Complete reference : ARNAUD, André-Jean, Jean Carbonnier : Un juriste dans la cité, préface de Jacques Commaille, Coll. Droit et Sociétés Classics, LGDJ, 2012, 191 p.
Jean Carbonnier is considered to be the greatest jurist of the 20th century.
He exposed civil law in textbooks from the Thémis collection, but mastered it as well and for example public law, criminal law or economic policy.
He marked the century by his work in preparation for legislative reform of family law, in his conception of legislative art.
The main interest of this book is to reproduce interviews with Jean Carbonnier.
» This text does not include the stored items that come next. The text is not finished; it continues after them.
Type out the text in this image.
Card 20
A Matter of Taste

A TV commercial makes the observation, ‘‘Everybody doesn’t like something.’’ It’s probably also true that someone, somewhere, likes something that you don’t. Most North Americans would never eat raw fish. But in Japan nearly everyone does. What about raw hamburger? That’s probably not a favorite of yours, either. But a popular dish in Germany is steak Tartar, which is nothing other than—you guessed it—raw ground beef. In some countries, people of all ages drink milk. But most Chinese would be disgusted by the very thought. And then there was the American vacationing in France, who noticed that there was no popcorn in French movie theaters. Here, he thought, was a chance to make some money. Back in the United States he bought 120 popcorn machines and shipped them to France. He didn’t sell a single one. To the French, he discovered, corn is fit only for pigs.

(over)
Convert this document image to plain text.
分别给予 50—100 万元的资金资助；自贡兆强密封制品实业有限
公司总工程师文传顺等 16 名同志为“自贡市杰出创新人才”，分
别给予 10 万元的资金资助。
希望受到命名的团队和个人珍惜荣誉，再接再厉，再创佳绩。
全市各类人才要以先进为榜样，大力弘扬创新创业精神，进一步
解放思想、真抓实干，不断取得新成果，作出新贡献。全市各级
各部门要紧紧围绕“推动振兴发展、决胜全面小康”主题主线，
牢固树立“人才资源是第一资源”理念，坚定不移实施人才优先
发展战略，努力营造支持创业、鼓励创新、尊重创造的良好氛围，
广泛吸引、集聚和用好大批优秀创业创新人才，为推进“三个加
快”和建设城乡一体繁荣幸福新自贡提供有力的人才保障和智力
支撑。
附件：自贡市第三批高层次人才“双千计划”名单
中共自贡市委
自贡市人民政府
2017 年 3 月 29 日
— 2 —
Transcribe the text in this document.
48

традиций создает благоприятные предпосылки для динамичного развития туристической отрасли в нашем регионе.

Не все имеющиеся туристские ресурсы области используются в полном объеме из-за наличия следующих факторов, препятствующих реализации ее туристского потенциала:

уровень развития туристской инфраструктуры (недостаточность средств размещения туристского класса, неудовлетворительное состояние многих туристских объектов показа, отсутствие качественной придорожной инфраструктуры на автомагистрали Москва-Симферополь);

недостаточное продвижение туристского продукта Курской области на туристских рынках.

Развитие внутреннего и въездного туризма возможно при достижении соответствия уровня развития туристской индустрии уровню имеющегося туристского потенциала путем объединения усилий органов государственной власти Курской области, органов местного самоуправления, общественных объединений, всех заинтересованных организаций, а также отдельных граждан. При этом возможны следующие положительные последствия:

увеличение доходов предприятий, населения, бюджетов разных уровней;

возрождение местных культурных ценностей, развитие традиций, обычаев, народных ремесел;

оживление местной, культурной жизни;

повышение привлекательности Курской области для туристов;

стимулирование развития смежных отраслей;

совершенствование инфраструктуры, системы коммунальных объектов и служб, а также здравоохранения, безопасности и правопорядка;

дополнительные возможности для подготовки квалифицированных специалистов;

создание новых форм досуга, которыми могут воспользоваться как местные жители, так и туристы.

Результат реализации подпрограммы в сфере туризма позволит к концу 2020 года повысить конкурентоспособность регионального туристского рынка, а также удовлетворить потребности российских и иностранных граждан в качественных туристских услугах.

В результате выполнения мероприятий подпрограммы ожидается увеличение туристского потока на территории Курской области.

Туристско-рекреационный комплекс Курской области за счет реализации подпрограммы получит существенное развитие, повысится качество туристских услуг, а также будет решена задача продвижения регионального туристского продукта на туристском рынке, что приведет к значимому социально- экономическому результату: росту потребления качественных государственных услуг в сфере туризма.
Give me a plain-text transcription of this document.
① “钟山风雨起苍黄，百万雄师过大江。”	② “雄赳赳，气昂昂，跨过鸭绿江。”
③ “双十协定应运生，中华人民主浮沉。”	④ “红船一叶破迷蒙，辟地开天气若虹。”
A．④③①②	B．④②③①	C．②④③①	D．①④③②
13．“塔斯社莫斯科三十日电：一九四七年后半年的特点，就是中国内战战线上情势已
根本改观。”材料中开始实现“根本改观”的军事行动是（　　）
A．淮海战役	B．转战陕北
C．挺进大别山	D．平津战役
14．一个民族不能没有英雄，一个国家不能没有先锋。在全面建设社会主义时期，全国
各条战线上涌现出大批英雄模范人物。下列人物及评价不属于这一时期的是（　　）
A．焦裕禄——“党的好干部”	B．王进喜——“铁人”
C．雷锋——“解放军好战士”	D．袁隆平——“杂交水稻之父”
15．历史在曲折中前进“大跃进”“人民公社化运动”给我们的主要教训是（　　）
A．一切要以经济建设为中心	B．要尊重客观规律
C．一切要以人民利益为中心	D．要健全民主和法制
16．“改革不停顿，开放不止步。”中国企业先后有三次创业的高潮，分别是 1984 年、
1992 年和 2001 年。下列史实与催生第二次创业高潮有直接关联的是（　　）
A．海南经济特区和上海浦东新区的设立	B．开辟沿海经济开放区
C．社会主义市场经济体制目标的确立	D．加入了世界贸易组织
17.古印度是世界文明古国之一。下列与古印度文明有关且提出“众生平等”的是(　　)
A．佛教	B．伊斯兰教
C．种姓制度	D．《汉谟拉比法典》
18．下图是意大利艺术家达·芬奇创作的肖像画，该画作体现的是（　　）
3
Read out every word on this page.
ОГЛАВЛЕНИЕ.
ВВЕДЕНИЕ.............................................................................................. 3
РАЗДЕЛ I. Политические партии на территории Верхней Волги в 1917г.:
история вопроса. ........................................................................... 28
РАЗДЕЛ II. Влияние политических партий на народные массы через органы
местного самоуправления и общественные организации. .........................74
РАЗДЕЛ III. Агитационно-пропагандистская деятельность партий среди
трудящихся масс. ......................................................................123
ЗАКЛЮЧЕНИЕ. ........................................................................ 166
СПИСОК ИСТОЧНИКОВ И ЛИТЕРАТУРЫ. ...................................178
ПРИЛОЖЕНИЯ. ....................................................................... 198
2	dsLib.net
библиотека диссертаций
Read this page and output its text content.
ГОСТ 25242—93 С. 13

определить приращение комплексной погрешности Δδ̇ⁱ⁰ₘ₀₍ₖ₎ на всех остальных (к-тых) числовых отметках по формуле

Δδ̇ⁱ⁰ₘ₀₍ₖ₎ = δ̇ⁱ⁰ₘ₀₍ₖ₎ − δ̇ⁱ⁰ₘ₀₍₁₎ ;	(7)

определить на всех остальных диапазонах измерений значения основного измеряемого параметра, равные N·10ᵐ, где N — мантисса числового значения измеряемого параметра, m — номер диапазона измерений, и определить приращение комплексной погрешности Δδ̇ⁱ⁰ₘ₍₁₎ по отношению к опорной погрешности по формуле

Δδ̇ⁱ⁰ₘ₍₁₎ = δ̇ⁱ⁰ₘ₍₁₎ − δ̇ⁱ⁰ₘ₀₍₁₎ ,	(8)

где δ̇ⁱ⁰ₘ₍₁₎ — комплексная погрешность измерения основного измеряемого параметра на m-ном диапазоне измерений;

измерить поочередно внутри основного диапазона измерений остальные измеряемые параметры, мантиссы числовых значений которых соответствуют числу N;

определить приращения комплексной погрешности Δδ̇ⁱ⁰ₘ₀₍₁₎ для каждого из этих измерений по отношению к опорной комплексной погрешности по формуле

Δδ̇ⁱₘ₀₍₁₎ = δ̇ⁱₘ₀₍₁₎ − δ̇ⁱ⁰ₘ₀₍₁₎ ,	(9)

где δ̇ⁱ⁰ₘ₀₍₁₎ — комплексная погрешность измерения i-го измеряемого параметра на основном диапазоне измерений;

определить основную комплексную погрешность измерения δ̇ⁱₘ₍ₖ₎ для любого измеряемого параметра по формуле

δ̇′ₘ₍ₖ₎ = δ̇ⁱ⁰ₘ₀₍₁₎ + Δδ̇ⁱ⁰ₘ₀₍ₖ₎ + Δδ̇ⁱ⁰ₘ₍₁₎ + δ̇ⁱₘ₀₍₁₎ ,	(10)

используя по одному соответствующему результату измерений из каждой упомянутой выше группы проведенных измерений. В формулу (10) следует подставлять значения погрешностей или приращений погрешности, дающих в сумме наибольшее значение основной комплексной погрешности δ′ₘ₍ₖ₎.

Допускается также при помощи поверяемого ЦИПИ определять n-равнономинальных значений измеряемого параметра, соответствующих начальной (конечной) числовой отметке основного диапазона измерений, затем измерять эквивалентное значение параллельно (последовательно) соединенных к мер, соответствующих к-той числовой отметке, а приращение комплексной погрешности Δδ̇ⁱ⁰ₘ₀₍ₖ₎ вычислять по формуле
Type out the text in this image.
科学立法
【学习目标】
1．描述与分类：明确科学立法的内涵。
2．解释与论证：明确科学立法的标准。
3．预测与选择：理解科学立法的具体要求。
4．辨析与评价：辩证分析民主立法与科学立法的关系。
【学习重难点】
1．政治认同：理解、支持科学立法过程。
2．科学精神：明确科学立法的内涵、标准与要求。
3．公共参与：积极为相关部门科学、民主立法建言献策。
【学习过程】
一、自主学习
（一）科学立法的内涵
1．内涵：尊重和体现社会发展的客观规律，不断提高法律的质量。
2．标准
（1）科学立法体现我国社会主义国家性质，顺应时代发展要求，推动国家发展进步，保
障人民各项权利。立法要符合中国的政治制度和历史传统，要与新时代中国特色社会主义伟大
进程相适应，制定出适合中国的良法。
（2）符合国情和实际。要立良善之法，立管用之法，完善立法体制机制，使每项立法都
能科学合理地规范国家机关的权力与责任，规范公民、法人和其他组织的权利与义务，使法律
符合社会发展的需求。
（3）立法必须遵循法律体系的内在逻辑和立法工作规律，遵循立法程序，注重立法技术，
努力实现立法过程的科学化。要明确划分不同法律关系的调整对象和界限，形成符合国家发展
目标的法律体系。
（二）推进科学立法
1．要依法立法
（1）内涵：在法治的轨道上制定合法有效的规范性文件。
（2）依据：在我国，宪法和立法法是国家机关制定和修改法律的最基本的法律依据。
The first concerns his itinerary towards the sociology of law, the second, his description of the development of the sociology of law, and the third, the internationally understood legal sociology.
If we take more particularly the first interview, which clarifies the thought by the character, we can measure that Jean Carbonnier, greatly influenced by his year of philosophical study (notably the reading of Lucien Lévy-Bruhl), chose the right because it is a practical art and moved towards civil law because it offered more outlets. He explains his teaching methods, both written and oral. He insists that it cannot be designated as "legislator" because only the people deserve this title and that he only had to prepare the work.
He also expressed his reluctance towards European law, his distance from the university and the need to be modest.
He developed of course his attachment to sociology, to his characters such as Georges Gurvitch and the creation of the legal sociology laboratory, in Paris 2, as well as his direction of the Sociological Year.
Through these words in light touches, we can perceive who Jean Carbonnier was.
The text of this interview is available for students registered on the e-course.